Mills takes a grand risk by opening her book (and I'm not giving anything away you won't read for yourself in the first three pages) with Callie's discovery of a dead body in the freezer while a tropical storm rages around the evacuated hotel.
We time-travel back nine days with the start of the next chapter, where the fun, for the reader anyway, begins. Does this gambit work? Stupendously. With wit and great skill, Mills grabs the reader and doesn't let go until the storm, and mystery, is over.
In the interim we find our dauntless heroine discovering files belonging to her predecessor. His concerns about shrinking inventory piques her interest, but it isn't until Callie starts looking into the diminishing supplies that she realizes it isn't simply sloppy paperwork. Bad shrimp, unauthorized copies of keys, mysterious numbers penciled on manila file folders, an almost deadly Fourth of July celebration, a bedraggled, homeless pup and, of course, the dead body in the freezer lead Callie to suspect most of her co-workers, until....
Until you uncover the culprit yourself while indulging in Mills' sharply-plotted and skillfully written premiere novel.

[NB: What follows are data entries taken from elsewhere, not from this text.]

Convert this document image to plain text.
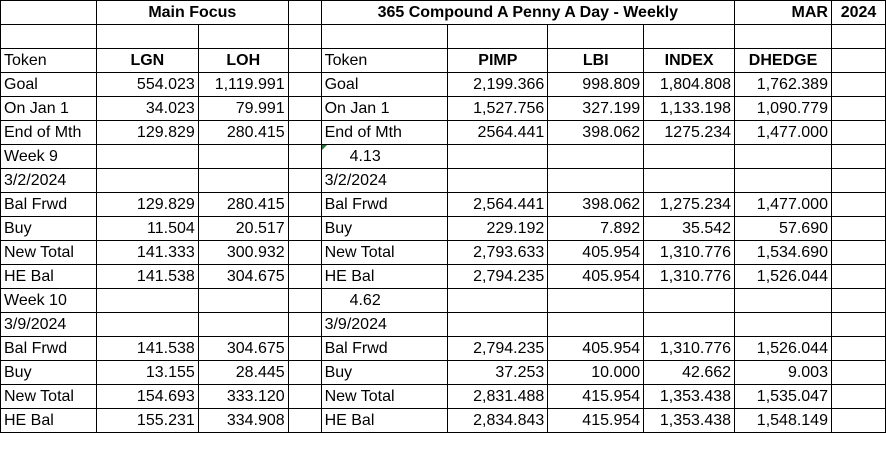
	Main Focus			365 Compound A Penny A Day - Weekly				MAR	2024

Token	LGN	LOH		Token	PIMP	LBI	INDEX	DHEDGE	
Goal	554.023	1,119.991		Goal	2,199.366	998.809	1,804.808	1,762.389	
On Jan 1	34.023	79.991		On Jan 1	1,527.756	327.199	1,133.198	1,090.779	
End of Mth	129.829	280.415		End of Mth	2564.441	398.062	1275.234	1,477.000	
Week 9				4.13					
3/2/2024				3/2/2024					
Bal Frwd	129.829	280.415		Bal Frwd	2,564.441	398.062	1,275.234	1,477.000	
Buy	11.504	20.517		Buy	229.192	7.892	35.542	57.690	
New Total	141.333	300.932		New Total	2,793.633	405.954	1,310.776	1,534.690	
HE Bal	141.538	304.675		HE Bal	2,794.235	405.954	1,310.776	1,526.044	
Week 10				4.62					
3/9/2024				3/9/2024					
Bal Frwd	141.538	304.675		Bal Frwd	2,794.235	405.954	1,310.776	1,526.044	
Buy	13.155	28.445		Buy	37.253	10.000	42.662	9.003	
New Total	154.693	333.120		New Total	2,831.488	415.954	1,353.438	1,535.047	
HE Bal	155.231	334.908		HE Bal	2,834.843	415.954	1,353.438	1,548.149	
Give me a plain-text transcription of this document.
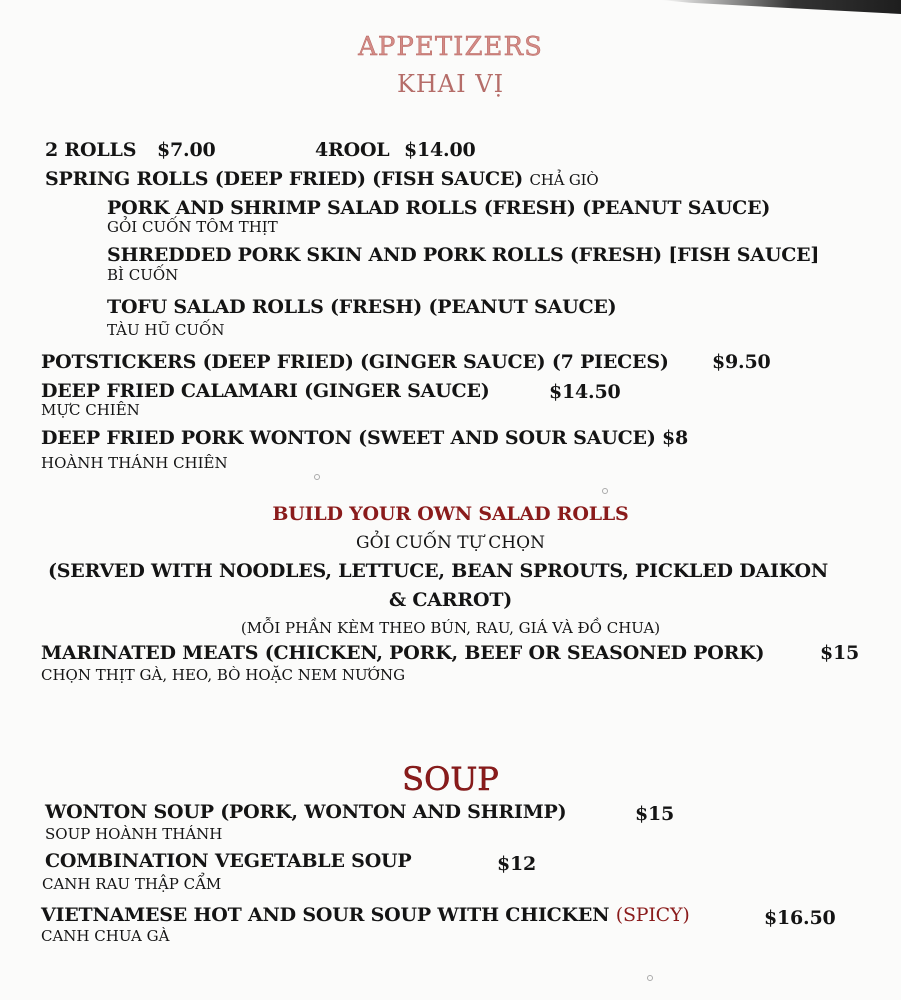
APPETIZERS
KHAI VỊ
2 ROLLS $7.00	4ROOL $14.00
SPRING ROLLS (DEEP FRIED) (FISH SAUCE) CHẢ GIÒ
PORK AND SHRIMP SALAD ROLLS (FRESH) (PEANUT SAUCE)
GỎI CUỐN TÔM THỊT
SHREDDED PORK SKIN AND PORK ROLLS (FRESH) [FISH SAUCE]
BÌ CUỐN
TOFU SALAD ROLLS (FRESH) (PEANUT SAUCE)
TÀU HŨ CUỐN
POTSTICKERS (DEEP FRIED) (GINGER SAUCE) (7 PIECES) $9.50
DEEP FRIED CALAMARI (GINGER SAUCE)	$14.50
MỰC CHIÊN
DEEP FRIED PORK WONTON (SWEET AND SOUR SAUCE) $8
HOÀNH THÁNH CHIÊN
BUILD YOUR OWN SALAD ROLLS
GỎI CUỐN TỰ CHỌN
(SERVED WITH NOODLES, LETTUCE, BEAN SPROUTS, PICKLED DAIKON
& CARROT)
(MỖI PHẦN KÈM THEO BÚN, RAU, GIÁ VÀ ĐỒ CHUA)
MARINATED MEATS (CHICKEN, PORK, BEEF OR SEASONED PORK)	$15
CHỌN THỊT GÀ, HEO, BÒ HOẶC NEM NƯỚNG
SOUP
WONTON SOUP (PORK, WONTON AND SHRIMP)	$15
SOUP HOÀNH THÁNH
COMBINATION VEGETABLE SOUP	$12
CANH RAU THẬP CẨM
VIETNAMESE HOT AND SOUR SOUP WITH CHICKEN (SPICY)	$16.50
CANH CHUA GÀ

Mills shows talent in creating characters you'd expect to meet next door, none of whom should be murderers, and all of whom could be murderers under the right circumstances. Her scene settings ring true, especially the insanity of a busy restaurant kitchen. This coastal asylum with knives, toques blanches and tongs is written with great expertise since the author is, when she switches hats, a restaurant manager in an Outer Banks resort herself.
Callie McKinley is an amateur sleuth worth befriending. She has the courage to shake off a depression and leave behind a destroyed marriage and a mysterious past to start fresh in a world of unexpected freedom and acceptance.
Mills is a mystery author worth cultivating. She has the talent to weave a dozen quizzical characters (plus the dog), a resort filled with demanding tourists, a coastal storm, bad seafood, restaurant kitchen life, and the launching pad location of the Wright brothers' dream into a mystery I couldn't put down.